There were other retainers within Nobunaga’s ranks with the family name of Sakai, such as Sakai Daizennosuke, a chief retainer of the Kiyosu Oda clan, and Sakai Toshisada, a magistrate of the Oda clan, and it has been speculated that they may have been somehow related, but these relationships are unclear.
Sakai Masahisa’s name first appears in the Shincho Koki alongside that of the illustrious Shibata Katsuie, Mori Yoshinari, Hachiya Yoritaka and Hosokawa Fujitaka in the September 1568 entry when the Oda army stormed Iwanari Tomomichi’s Shoryu-ji Castle in Kyoto. At that time, Sakai's unit took more than 50 enemy heads.
Again he was mentioned for his prowess in the entry regarding the late August 1569 Invasion of Ise and the violent fighting in the attack on Okawachi Castle, where he was deployed with six other Oda generals, including Saito Toshiharu, Hachiya Yoritaka, Nakajo Ietada, and Isono Kazumasa, as a part of the main attack from the north.
In the spring of 1570, he participated in the attacks on Echizen, where Sakai’s exploits gained him even further mentions. Two months later, while Nobunaga attacked his brother-in-law, Azai Nagamasa, Sakai Masahisa, along with Mori Kanenari, Saito Toshiharu, Ichihashi Nagatoshi, Tsukamoto Kodaizen, Sato Hidekata, Fuwa Mitsuharu, and Maruke Nagateru, attacked Hibariyama at the foot of Odani Castle.

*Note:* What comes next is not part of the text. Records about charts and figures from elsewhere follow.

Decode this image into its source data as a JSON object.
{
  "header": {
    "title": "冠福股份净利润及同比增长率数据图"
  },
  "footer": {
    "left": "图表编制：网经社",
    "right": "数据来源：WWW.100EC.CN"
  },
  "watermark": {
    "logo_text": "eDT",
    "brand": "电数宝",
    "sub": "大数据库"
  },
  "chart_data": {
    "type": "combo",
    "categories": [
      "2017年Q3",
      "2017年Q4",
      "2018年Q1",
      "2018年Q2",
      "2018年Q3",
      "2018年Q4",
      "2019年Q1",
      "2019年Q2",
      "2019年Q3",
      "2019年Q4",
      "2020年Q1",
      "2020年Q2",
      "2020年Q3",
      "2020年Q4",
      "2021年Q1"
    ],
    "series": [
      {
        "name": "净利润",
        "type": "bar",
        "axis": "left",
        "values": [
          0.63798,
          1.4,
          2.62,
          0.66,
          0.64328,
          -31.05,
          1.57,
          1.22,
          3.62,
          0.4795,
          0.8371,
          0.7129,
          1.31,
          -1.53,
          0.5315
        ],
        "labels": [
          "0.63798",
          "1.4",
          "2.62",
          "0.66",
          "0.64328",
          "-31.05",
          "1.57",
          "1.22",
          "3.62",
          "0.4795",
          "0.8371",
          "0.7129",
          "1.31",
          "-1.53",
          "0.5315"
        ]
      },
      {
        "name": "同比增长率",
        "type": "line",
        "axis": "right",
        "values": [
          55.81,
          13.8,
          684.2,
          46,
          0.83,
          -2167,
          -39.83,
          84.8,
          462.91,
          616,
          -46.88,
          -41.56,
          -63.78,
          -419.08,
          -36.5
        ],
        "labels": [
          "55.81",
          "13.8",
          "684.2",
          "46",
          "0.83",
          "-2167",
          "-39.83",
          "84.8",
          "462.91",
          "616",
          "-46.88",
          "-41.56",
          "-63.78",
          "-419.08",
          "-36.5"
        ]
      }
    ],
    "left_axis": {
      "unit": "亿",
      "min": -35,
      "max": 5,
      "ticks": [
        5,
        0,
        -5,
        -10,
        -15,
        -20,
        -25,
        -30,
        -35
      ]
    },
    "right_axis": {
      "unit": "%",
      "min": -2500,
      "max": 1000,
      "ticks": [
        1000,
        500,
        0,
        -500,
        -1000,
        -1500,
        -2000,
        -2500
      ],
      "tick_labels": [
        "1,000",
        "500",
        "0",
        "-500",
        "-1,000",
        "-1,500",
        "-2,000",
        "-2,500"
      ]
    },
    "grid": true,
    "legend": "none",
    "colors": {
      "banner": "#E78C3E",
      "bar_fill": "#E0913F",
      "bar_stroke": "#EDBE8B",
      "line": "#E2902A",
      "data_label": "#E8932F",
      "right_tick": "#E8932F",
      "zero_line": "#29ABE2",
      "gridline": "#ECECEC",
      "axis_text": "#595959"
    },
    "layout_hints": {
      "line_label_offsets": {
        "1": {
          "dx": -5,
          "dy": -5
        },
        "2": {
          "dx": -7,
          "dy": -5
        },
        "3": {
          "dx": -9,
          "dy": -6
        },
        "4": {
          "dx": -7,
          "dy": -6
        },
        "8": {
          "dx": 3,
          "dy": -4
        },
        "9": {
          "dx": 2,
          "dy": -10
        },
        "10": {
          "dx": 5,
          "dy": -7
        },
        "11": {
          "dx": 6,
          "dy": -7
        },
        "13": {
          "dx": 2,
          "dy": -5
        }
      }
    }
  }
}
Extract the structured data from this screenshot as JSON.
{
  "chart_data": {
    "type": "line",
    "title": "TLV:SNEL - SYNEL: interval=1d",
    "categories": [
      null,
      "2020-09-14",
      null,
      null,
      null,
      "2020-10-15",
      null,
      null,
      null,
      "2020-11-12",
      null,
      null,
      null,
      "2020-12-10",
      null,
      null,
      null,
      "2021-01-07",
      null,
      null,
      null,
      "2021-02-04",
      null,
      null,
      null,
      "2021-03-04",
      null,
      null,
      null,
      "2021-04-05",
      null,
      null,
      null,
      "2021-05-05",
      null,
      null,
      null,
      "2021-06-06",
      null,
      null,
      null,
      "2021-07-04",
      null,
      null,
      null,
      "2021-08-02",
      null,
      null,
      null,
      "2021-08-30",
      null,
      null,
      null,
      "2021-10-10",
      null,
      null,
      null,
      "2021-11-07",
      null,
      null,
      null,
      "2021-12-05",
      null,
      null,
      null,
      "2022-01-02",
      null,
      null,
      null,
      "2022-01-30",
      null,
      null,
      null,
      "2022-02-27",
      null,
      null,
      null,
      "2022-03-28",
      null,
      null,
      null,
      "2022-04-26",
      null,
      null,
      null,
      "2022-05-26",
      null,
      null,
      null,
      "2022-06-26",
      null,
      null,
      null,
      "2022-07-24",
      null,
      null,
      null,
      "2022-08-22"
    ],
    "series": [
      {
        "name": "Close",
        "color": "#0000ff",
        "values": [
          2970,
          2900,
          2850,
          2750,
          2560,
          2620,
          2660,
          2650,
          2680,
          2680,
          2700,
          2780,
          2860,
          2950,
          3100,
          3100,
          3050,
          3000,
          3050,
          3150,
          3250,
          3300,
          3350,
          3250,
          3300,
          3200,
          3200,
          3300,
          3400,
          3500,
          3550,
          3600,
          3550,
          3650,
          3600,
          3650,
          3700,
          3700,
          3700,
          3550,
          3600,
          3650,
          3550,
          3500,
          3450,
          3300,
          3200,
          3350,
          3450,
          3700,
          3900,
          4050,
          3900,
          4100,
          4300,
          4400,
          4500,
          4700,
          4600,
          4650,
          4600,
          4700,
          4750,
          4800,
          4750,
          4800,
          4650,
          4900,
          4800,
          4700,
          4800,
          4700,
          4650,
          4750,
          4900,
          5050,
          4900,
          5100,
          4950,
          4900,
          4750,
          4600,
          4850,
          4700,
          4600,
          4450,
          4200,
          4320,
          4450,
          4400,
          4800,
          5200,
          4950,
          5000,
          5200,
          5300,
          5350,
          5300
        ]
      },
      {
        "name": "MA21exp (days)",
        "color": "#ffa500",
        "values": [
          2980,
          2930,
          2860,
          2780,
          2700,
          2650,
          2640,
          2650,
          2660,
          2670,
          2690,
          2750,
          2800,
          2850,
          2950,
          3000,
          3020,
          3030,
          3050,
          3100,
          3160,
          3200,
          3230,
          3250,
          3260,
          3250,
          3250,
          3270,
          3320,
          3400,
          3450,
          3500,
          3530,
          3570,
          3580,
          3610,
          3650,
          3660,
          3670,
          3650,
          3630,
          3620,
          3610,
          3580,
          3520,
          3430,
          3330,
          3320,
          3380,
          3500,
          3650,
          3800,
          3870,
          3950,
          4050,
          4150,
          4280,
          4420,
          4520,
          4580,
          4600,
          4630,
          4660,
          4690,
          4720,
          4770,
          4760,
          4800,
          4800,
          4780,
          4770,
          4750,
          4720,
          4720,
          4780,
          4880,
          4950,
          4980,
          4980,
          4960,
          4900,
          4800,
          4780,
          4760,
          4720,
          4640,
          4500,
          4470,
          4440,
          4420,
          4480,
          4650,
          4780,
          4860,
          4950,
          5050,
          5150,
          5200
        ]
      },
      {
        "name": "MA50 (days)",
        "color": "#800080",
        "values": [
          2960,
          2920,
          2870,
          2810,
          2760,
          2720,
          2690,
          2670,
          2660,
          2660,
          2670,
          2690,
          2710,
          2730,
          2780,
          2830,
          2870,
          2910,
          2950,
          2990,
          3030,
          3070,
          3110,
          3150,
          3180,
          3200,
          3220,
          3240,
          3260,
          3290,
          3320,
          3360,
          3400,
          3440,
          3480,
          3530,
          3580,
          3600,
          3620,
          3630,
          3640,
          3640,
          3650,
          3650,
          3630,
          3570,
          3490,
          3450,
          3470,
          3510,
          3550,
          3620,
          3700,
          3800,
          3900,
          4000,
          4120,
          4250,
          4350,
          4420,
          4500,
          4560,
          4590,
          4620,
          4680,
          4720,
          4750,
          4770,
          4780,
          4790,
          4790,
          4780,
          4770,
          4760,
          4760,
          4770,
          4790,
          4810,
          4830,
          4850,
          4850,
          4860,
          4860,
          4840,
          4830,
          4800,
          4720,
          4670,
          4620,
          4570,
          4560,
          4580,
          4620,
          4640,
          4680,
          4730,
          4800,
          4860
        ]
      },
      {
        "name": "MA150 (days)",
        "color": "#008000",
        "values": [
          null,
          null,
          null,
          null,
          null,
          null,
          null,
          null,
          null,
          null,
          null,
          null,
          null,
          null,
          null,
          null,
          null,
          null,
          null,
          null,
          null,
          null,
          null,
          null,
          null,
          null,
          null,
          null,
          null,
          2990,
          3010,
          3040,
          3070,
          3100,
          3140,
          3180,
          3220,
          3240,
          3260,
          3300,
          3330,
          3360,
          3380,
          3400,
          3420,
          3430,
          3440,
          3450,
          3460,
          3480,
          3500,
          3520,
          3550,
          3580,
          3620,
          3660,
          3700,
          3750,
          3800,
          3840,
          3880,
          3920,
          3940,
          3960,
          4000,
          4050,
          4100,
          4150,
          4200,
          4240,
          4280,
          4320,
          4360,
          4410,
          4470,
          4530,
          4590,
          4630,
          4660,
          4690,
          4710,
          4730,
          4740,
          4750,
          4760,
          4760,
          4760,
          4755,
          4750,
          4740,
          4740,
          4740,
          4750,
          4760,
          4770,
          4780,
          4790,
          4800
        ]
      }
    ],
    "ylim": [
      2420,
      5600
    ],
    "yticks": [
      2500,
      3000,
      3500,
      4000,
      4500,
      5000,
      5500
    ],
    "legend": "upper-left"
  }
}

As the castle began to fall, Sakai ordered his troops hasten the process by ordering the extensive castle town within the valley be burned down.
Sakai Masahisa was then honoured with a front-line position at the of Battle of Anegawa — a position awarded only to the strongest and bravest of loyal warriors — in which Sakai and his men acted as the Oda force’s spearhead, becoming the first to engage the enemy. However, in the thick of this battle, Sakai's troops were caught off guard and were routed. Sakai Masahisa watched as his eldest son, Hisatsune (also known as Kuzo), and nephew Jubei, were killed in action fighting against the Azai troops. After the battle, seeking revenge, he claimed that the Sakai unit as a whole were unable to perform as well as expected, and so Sakai Masahisa approached Nobunaga and requested that he be allowed to make up for the shortcoming by leading troops in the Battle of Shiga, a long campaign that turned into an extended siege of the militaristic monastery sect on holy Mount Hiei. As the long-term battle drew to an end, Ikai Nobutada of Katada Castle surrendered, and Sakai attempted to enter and capture Katada together with the troops of Ando Uemonnosuke and Kuwabara Heibei. As they neared the fallen fortress, Sakai and his troops were isolated in a sudden counterattack from the Asakura forces led by Maenami Kagemoto, who had been ensconced in the temples of Mount Hiei. Sakai fought bravely, killing the enemy warrior and commander Maenami Kagemoto in the skirmish, but was in turn killed in the heat of the Battle of Katada on December 23, 1570.
In the Shincho Koki, it is said that Sakai Masahisa was "A single man worth a thousand men, and his renown was unparalleled."
After Sakai Masahisa's death, his second son Etchu no Kami (actual given name unknown), succeeded him, but this son too was killed by Akechi Mitsuhide’s troops in the Honno-ji Incident, fighting alongside Oda Nobunaga’s son, Nobutada, while stationed at Nijo Castle, ending the Sakai family line.
Little information remains on this brave Sengoku warrior, but his name, his exploits, and his date of death,…. all which live on in the records of the Shincho Koki.